Все прихожане поднимались с колен. Медленно, кряхтя, помогая друг другу. Вот это да! Клирос у нас тут открытый. Поем мы внизу, у всех на виду. И мой присест ради отдыха прихожане восприняли как руководство к действию. Как будто я Клановщик* на этой службе. Весь Храм опустился на колени! Регент ведь опустился – значит, положено! «Ксения! Что ты натворила?»
Почти дослужили Вечернюю службу до конца. Верочка проснулась и попросила:
– Мам, давай покушаем.
– Хорошо. Сейчас спою вот это и поведу тебя в ресторан, белый такой. Помнишь? Там еще вода все время льется в никуда и из ниоткуда.
– Да.
– Вот и договорились. Молись с нами и припевай, если хочешь.
Осталось прочитать первый час, и тогда – по домам. Вера решила постоять возле чтеца, примеряя на себя его служение. Я с певчими присела на освободившуюся скамейку. И вижу: из глубины Храма шагает в нашу сторону не кто иной, как моя милая старшая доченька Ниночка на сносях. Держит за руку своего первенца Вареньку.
– Вот это радость, – говорю я шепотом. Обнимаясь сразу с тремя. – Все хорошо? А ты не предупредила.
– Я, мам, звонила тебе, ты трубку не берешь. Позвонила Максиму, он сказал, что ты, Вера и Тихон встретитесь здесь на службе и потом поедете домой на «Ларгусе». Вот я и решила зайти, потому что Макарий сюда по делам приехал часа на два, а я соскучилась, – обнимает меня доча.
– Ты все правильно сделала. И стрижка твоя новая так к лицу тебе. А покрасила волосы зачем?
– Очень хотелось чего-то нового, необычного. Положительные эмоции сейчас это для меня!
На шум оглянулась Вера. Варвару-то она сразу узнала, а вот Нину… Бросив свой пост у чтеца, Вера медленно продвигается к нам, исподтишка вглядываясь в Нину. Цвет волос у Ниночки другой, красивая стрижка вместо обычного краба. Есть чему удивиться! Подошедши, смотрит на свою сестру старшую. Пальцами рук составляя невидимый кубик Рубика, пряча свои глаза в складках моего платья, младшая моя доченька выдает, обращаясь к старшей моей дочке:
– Извините, а вы Нина?
Беззвучный смех грозил нас с Ниной задушить. Вот что значит детская непосредственность. Подошла и прямо спросила.

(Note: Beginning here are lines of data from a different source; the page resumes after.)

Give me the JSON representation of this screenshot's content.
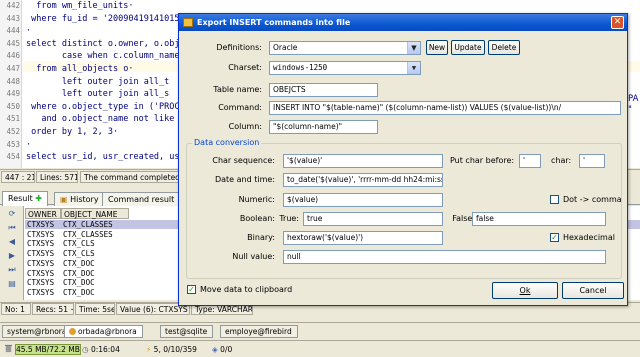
{
  "editor": {
    "lines": [
      {
        "n": "442",
        "text": "  from wm_file_units·"
      },
      {
        "n": "443",
        "text": " where fu_id = '20090419141015"
      },
      {
        "n": "444",
        "text": "·"
      },
      {
        "n": "445",
        "text": "select distinct o.owner, o.obj"
      },
      {
        "n": "446",
        "text": "       case when c.column_name"
      },
      {
        "n": "447",
        "text": "  from all_objects o·"
      },
      {
        "n": "448",
        "text": "       left outer join all_t"
      },
      {
        "n": "449",
        "text": "       left outer join all_s"
      },
      {
        "n": "450",
        "text": " where o.object_type in ('PROC"
      },
      {
        "n": "451",
        "text": "   and o.object_name not like"
      },
      {
        "n": "452",
        "text": " order by 1, 2, 3·"
      },
      {
        "n": "453",
        "text": "·"
      },
      {
        "n": "454",
        "text": "select usr_id, usr_created, usr"
      }
    ],
    "right_fragment_1": "PA",
    "right_fragment_2": "\""
  },
  "editor_status": {
    "position": "447 : 21",
    "lines": "Lines: 571",
    "message": "The command completed s"
  },
  "result_tabs": [
    "Result",
    "History",
    "Command result"
  ],
  "grid": {
    "columns": [
      "OWNER",
      "OBJECT_NAME"
    ],
    "rows": [
      [
        "CTXSYS",
        "CTX_CLASSES"
      ],
      [
        "CTXSYS",
        "CTX_CLASSES"
      ],
      [
        "CTXSYS",
        "CTX_CLS"
      ],
      [
        "CTXSYS",
        "CTX_CLS"
      ],
      [
        "CTXSYS",
        "CTX_DOC"
      ],
      [
        "CTXSYS",
        "CTX_DOC"
      ],
      [
        "CTXSYS",
        "CTX_DOC"
      ],
      [
        "CTXSYS",
        "CTX_DOC"
      ]
    ],
    "selected_row": 0
  },
  "result_status": {
    "no": "No: 1",
    "recs": "Recs: 51 +",
    "time": "Time: 5sec",
    "value": "Value (6): CTXSYS",
    "type": "Type: VARCHAR2"
  },
  "sessions": [
    "system@rbnora",
    "orbada@rbnora",
    "test@sqlite",
    "employe@firebird"
  ],
  "active_session": 1,
  "statusbar": {
    "memory": "45.5 MB/72.2 MB",
    "clock": "0:16:04",
    "counter": "5, 0/10/359",
    "extra": "0/0"
  },
  "dialog": {
    "title": "Export INSERT commands into file",
    "definitions_label": "Definitions:",
    "definitions_value": "Oracle",
    "btn_new": "New",
    "btn_update": "Update",
    "btn_delete": "Delete",
    "charset_label": "Charset:",
    "charset_value": "windows-1250",
    "table_label": "Table name:",
    "table_value": "OBEJCTS",
    "command_label": "Command:",
    "command_value": "INSERT INTO \"$(table-name)\" ($(column-name-list)) VALUES ($(value-list))\\n/",
    "column_label": "Column:",
    "column_value": "\"$(column-name)\"",
    "group_title": "Data conversion",
    "charseq_label": "Char sequence:",
    "charseq_value": "'$(value)'",
    "putchar_label": "Put char before:",
    "putchar_value": "'",
    "char_label": "char:",
    "char_value": "'",
    "datetime_label": "Date and time:",
    "datetime_value": "to_date('$(value)', 'rrrr-mm-dd hh24:mi:ss')",
    "numeric_label": "Numeric:",
    "numeric_value": "$(value)",
    "dot_label": "Dot -> comma",
    "dot_checked": false,
    "boolean_label": "Boolean:",
    "true_label": "True:",
    "true_value": "true",
    "false_label": "False:",
    "false_value": "false",
    "binary_label": "Binary:",
    "binary_value": "hextoraw('$(value)')",
    "hex_label": "Hexadecimal",
    "hex_checked": true,
    "null_label": "Null value:",
    "null_value": "null",
    "clipboard_label": "Move data to clipboard",
    "clipboard_checked": true,
    "ok_label": "Ok",
    "cancel_label": "Cancel"
  }
}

– Какая молодец! – Я обнимаю и целую Веру. Нина ерошит ей волосы. А Варя вообще начинает танцевать.
– А давайте вместе споем «Взбранной», – предложила я…
Вечернее Богослужение окончилось. Прибрав Клиросное место, идем все вместе к выходу.

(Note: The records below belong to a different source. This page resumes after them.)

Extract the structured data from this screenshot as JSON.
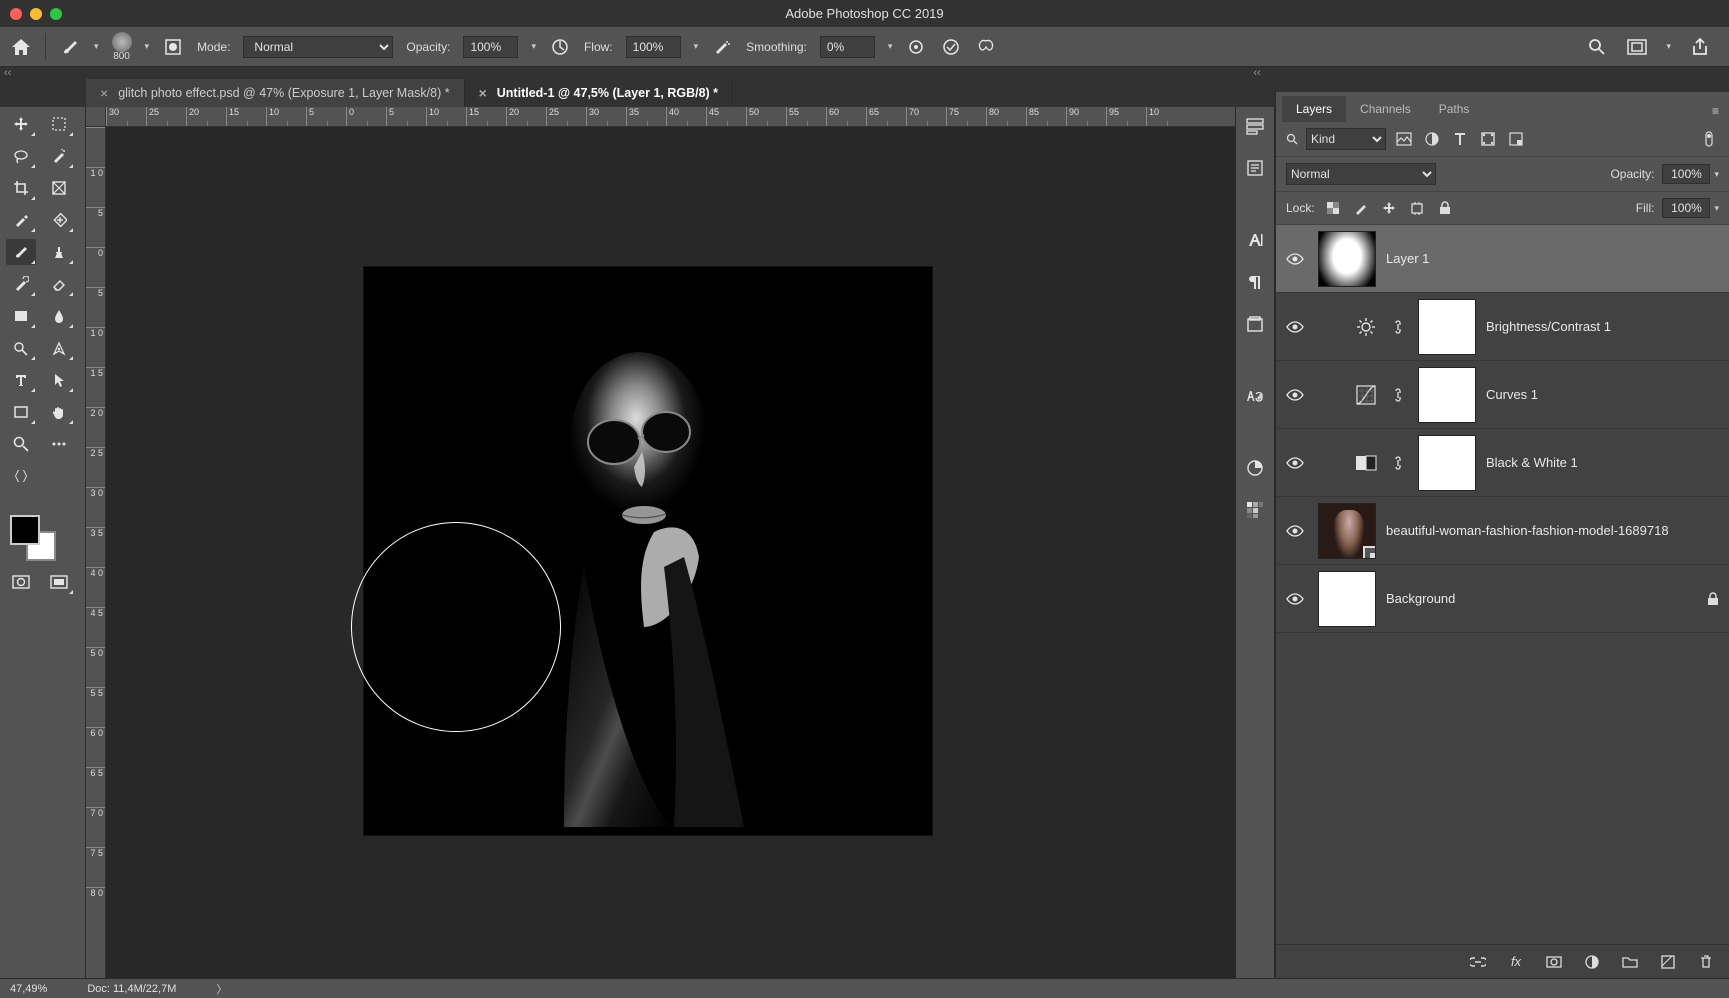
{
  "app_title": "Adobe Photoshop CC 2019",
  "options": {
    "brush_size": "800",
    "mode_label": "Mode:",
    "mode_value": "Normal",
    "opacity_label": "Opacity:",
    "opacity_value": "100%",
    "flow_label": "Flow:",
    "flow_value": "100%",
    "smoothing_label": "Smoothing:",
    "smoothing_value": "0%"
  },
  "tabs": [
    {
      "label": "glitch photo effect.psd @ 47% (Exposure 1, Layer Mask/8) *",
      "active": false
    },
    {
      "label": "Untitled-1 @ 47,5% (Layer 1, RGB/8) *",
      "active": true
    }
  ],
  "ruler_h": [
    "30",
    "25",
    "20",
    "15",
    "10",
    "5",
    "0",
    "5",
    "10",
    "15",
    "20",
    "25",
    "30",
    "35",
    "40",
    "45",
    "50",
    "55",
    "60",
    "65",
    "70",
    "75",
    "80",
    "85",
    "90",
    "95",
    "10"
  ],
  "ruler_v": [
    "",
    "1 0",
    "5",
    "0",
    "5",
    "1 0",
    "1 5",
    "2 0",
    "2 5",
    "3 0",
    "3 5",
    "4 0",
    "4 5",
    "5 0",
    "5 5",
    "6 0",
    "6 5",
    "7 0",
    "7 5",
    "8 0"
  ],
  "panels": {
    "tabs": [
      "Layers",
      "Channels",
      "Paths"
    ],
    "active_tab": 0,
    "filter_kind_label": "Kind",
    "blend_mode": "Normal",
    "opacity_label": "Opacity:",
    "opacity_value": "100%",
    "lock_label": "Lock:",
    "fill_label": "Fill:",
    "fill_value": "100%"
  },
  "layers": [
    {
      "name": "Layer 1",
      "visible": true,
      "selected": true,
      "type": "pixel",
      "thumb": "layer1"
    },
    {
      "name": "Brightness/Contrast 1",
      "visible": true,
      "type": "adjustment",
      "adj_icon": "sun"
    },
    {
      "name": "Curves 1",
      "visible": true,
      "type": "adjustment",
      "adj_icon": "curves"
    },
    {
      "name": "Black & White 1",
      "visible": true,
      "type": "adjustment",
      "adj_icon": "bw"
    },
    {
      "name": "beautiful-woman-fashion-fashion-model-1689718",
      "visible": true,
      "type": "smart",
      "thumb": "woman"
    },
    {
      "name": "Background",
      "visible": true,
      "type": "pixel",
      "locked": true,
      "thumb": "white"
    }
  ],
  "status": {
    "zoom": "47,49%",
    "doc_size": "Doc: 11,4M/22,7M"
  }
}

Дорогу нам преграждает милая такая бабушка. Опрятная, чистая. Правда, грызущая по какой-то причине свои ноготки на согнувшихся и поднесенных к губам пальчиках. Ей явно есть что сказать. Чутье меня не подвело. Поравнявшись с нею, мы слышим громкий голос:
– Ксюшечка. Можно мне вас так величать?
– Можно! – всем своим видом показываю ей свою усталость.
– Вы вот так пели сегодня красиво! Просто Божественно! Я по многим Церквям хожу молиться, но такое пение редко где слышу. – Женщина совершенно не собирается смущаться. По ней видно, что основное она скажет дальше.

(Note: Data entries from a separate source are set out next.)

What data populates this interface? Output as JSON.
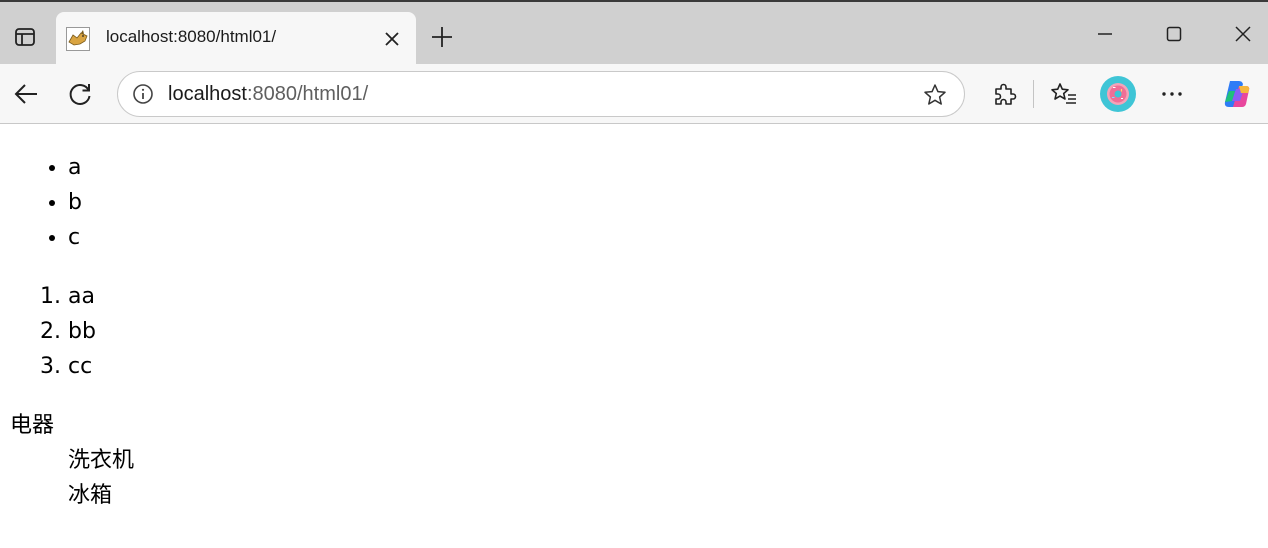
{
  "tab": {
    "title": "localhost:8080/html01/",
    "favicon": "tomcat-favicon"
  },
  "address_bar": {
    "url_host": "localhost",
    "url_rest": ":8080/html01/"
  },
  "icons": {
    "tab_actions": "tab-actions-icon",
    "close": "close-icon",
    "new_tab": "plus-icon",
    "minimize": "minimize-icon",
    "maximize": "maximize-icon",
    "window_close": "close-icon",
    "back": "back-arrow-icon",
    "refresh": "refresh-icon",
    "site_info": "info-icon",
    "favorite": "star-icon",
    "extensions": "puzzle-icon",
    "favorites": "favorites-list-icon",
    "profile": "donut-avatar-icon",
    "more": "ellipsis-icon",
    "copilot": "copilot-icon"
  },
  "colors": {
    "tabstrip": "#d0d0d0",
    "toolbar": "#f7f7f7",
    "avatar": "#3fc5d6"
  },
  "page": {
    "unordered": [
      "a",
      "b",
      "c"
    ],
    "ordered": [
      "aa",
      "bb",
      "cc"
    ],
    "definition": {
      "term": "电器",
      "items": [
        "洗衣机",
        "冰箱"
      ]
    }
  }
}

– Благодарю вас за теплые слова. Помолитесь о нас, грешных. – Твердо взяла Веру за руку. Делаю шаг к выходным дверям.
– Подождите! – в беспокойстве останавливает она меня. – Подождите, я только вот хотела сказать, что на фоне вашего хорошего пения кто-то в хоре постоянно вам мешал. – Собеседница опять принялась грызть свои ноготки.
Я посчитала уместным широко улыбнуться, подняв вопросительно брови вверх:
– Я слушаю, дорогая! Так что же?
– Перед началом любого пения кто-то все портил: он начинал просто гудеть на разных высотах, разные музыкальные звуки издавать. Правда, очень тихо, но мешал. Всю службу. Вот, – высказалась прихожанка и, успокоившись, направилась к выходу.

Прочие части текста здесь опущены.